Для Литвы Вильнюс — первое и главное связующее звено с мировой культурой. И его нынешней задачей — хотя и очень трудной — Венцлова видит создание новой идентификации этого города, которая включала бы всю его историю и весь его культурный потенциал.

В 2001 г. Томасу Венцлове присвоено звание «Человек пограничья». Это звание присуждает фонд «Пограничье», организованный (в 1990-е годы) на исторической польско-литовской Сувалкщине, действительном порубежье культур, народов, искусств, языков. В честь лауреата были организованы конференция и праздник культур в польском городе Сейны.

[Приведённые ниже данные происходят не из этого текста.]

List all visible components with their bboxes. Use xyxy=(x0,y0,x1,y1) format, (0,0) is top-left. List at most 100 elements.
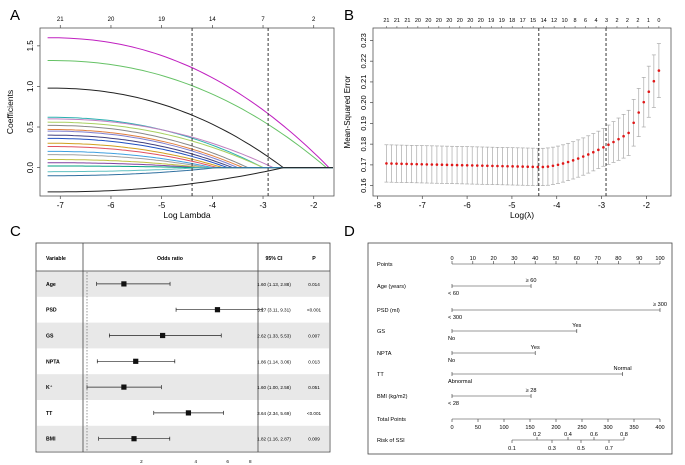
forest-or-marker xyxy=(185,410,192,416)
x-tick-label: -6 xyxy=(464,201,472,210)
cv-mse-plot: -8 -7 -6 -5 -4 -3 -2 0.16 0.17 0.18 0.19 0.20 0.21 0.… xyxy=(343,18,672,220)
top-tick-label: 19 xyxy=(499,18,505,24)
forest-variable-label: TT xyxy=(46,411,53,417)
cv-mse-point xyxy=(637,111,641,114)
forest-or-marker xyxy=(133,358,139,364)
cv-mse-point xyxy=(627,131,630,135)
y-tick-label: 0.5 xyxy=(26,121,35,133)
forest-header-variable: Variable xyxy=(46,256,66,262)
cv-mse-point xyxy=(647,90,651,94)
panel-b-frame xyxy=(372,27,672,197)
top-tick-label: 21 xyxy=(394,18,400,24)
top-tick-label: 0 xyxy=(657,18,660,24)
cv-mse-point xyxy=(526,165,530,169)
nomogram-risk-upper-label: 0.6 xyxy=(590,432,598,438)
forest-row-band xyxy=(37,374,329,400)
nomogram-row-label: GS xyxy=(377,329,385,335)
top-tick-label: 20 xyxy=(108,17,115,23)
cv-mse-point xyxy=(506,164,509,168)
nomogram-points-tick-label: 80 xyxy=(615,256,621,262)
cv-mse-point xyxy=(410,162,413,166)
cv-mse-point xyxy=(395,162,398,165)
nomogram-points-tick-label: 50 xyxy=(553,256,559,262)
cv-mse-point xyxy=(531,165,535,169)
panel-a-xlabel: Log Lambda xyxy=(163,210,211,220)
nomogram-total-tick-label: 400 xyxy=(655,425,664,431)
cv-mse-point xyxy=(592,150,595,154)
forest-variable-label: GS xyxy=(46,334,54,340)
top-tick-label: 4 xyxy=(594,18,597,24)
top-tick-label: 2 xyxy=(312,17,316,23)
x-tick-label: -4 xyxy=(209,201,217,210)
coef-path-v19 xyxy=(47,167,333,173)
cv-mse-point xyxy=(496,164,499,168)
cv-mse-point xyxy=(405,162,408,166)
nomogram-points-tick-label: 40 xyxy=(532,256,538,262)
top-tick-label: 19 xyxy=(158,17,165,23)
coef-path-v8 xyxy=(47,128,333,169)
cv-mse-point xyxy=(581,155,585,158)
nomogram-row-label: TT xyxy=(377,372,384,378)
coef-path-v11 xyxy=(47,137,333,169)
nomogram-risk-lower-label: 0.3 xyxy=(548,446,556,452)
coef-path-v14 xyxy=(47,150,333,169)
x-tick-label: -4 xyxy=(553,201,561,210)
nomogram-points-tick-label: 70 xyxy=(594,256,600,262)
y-tick-label: 0.18 xyxy=(359,137,368,152)
x-tick-label: -2 xyxy=(310,201,318,210)
panel-b-xlabel: Log(λ) xyxy=(510,210,534,220)
y-tick-label: 0.19 xyxy=(359,116,368,131)
nomogram-points-tick-label: 60 xyxy=(574,256,580,262)
forest-p-value: 0.013 xyxy=(308,359,320,364)
forest-or-marker xyxy=(131,436,137,442)
cv-mse-point xyxy=(607,143,610,147)
nomogram-risk-label: Risk of SSI xyxy=(377,438,405,444)
coef-path-v12 xyxy=(47,142,333,169)
x-tick-label: -7 xyxy=(57,201,65,210)
x-tick-label: -8 xyxy=(374,201,382,210)
panel-label-c: C xyxy=(10,223,21,240)
forest-x-tick-label: 4 xyxy=(195,459,198,464)
forest-variable-label: Age xyxy=(46,282,56,288)
nomogram-upper-level: Yes xyxy=(572,323,581,329)
cv-mse-point xyxy=(566,160,570,164)
cv-mse-point xyxy=(516,165,519,168)
forest-p-value: 0.014 xyxy=(308,282,320,287)
forest-ci-text: 5.27 (3.11, 9.31) xyxy=(257,308,291,313)
nomogram-points-tick-label: 30 xyxy=(511,256,517,262)
forest-row-band xyxy=(37,271,329,297)
top-tick-label: 21 xyxy=(57,17,64,23)
cv-mse-point xyxy=(385,162,388,165)
forest-ci-text: 3.64 (2.34, 5.69) xyxy=(257,411,291,416)
cv-mse-point xyxy=(420,162,424,166)
nomogram-total-tick-label: 300 xyxy=(603,425,612,431)
cv-mse-point xyxy=(491,164,494,168)
nomogram-total-tick-label: 50 xyxy=(475,425,481,431)
nomogram-row-label: PSD (ml) xyxy=(377,308,400,314)
nomogram-points-tick-label: 20 xyxy=(490,256,496,262)
cv-mse-point xyxy=(612,140,615,144)
nomogram-lower-level: < 28 xyxy=(448,401,459,407)
coef-path-v16 xyxy=(47,159,333,169)
coefficient-path-plot: -7 -6 -5 -4 -3 -2 0.0 0.5 1.0 1.5 21 20 19 14 7 2 Log L… xyxy=(5,17,335,220)
forest-ci-text: 1.86 (1.14, 3.06) xyxy=(257,359,291,364)
coef-path-v18 xyxy=(47,165,333,169)
cv-mse-point xyxy=(536,165,540,169)
nomogram-risk-upper-label: 0.8 xyxy=(620,432,628,438)
cv-mse-point xyxy=(450,163,454,167)
nomogram-lower-level: < 300 xyxy=(448,315,462,321)
top-tick-label: 2 xyxy=(636,18,639,24)
nomogram-points-tick-label: 10 xyxy=(470,256,476,262)
cv-mse-point xyxy=(556,163,560,167)
y-tick-label: 0.0 xyxy=(26,161,35,173)
nomogram-row-label: Age (years) xyxy=(377,284,406,290)
y-tick-label: 0.23 xyxy=(359,33,368,48)
top-tick-label: 14 xyxy=(541,18,547,24)
forest-ci-text: 1.82 (1.16, 2.87) xyxy=(257,437,291,442)
x-tick-label: -7 xyxy=(419,201,427,210)
panel-label-d: D xyxy=(344,223,355,240)
panel-label-a: A xyxy=(10,7,20,24)
cv-mse-point xyxy=(435,163,439,166)
cv-mse-point xyxy=(652,79,656,83)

То, о чем говорил Томас Венцлова в своем выступлении в Сейнах 1 сентября 2001 г., объясняет и суть этого начинания, и характер самого поэта и ученого: «Из Вильнюса я поехал в Россию, потом в Польшу, в конце концов — в США. И каждый раз это было пересечение порога: я менял контекст своей жизни, языковое окружение и в то же время старался сохранить память о том, что испытал и усвоил раньше. Это давало двойную или даже тройную перспективу, возможность оценки одной традиции под углом другой, одного языка под углом другого, что всегда полезно. Может быть, я научился понимать чужую точку зрения в исторических спорах… Глобальное настоящее — это одно большое пограничье: бытие в нем заставляет неустанно пересекать границы, неустанно преодолевать изоляцию». (Перевод с польского Н. Горбаневской).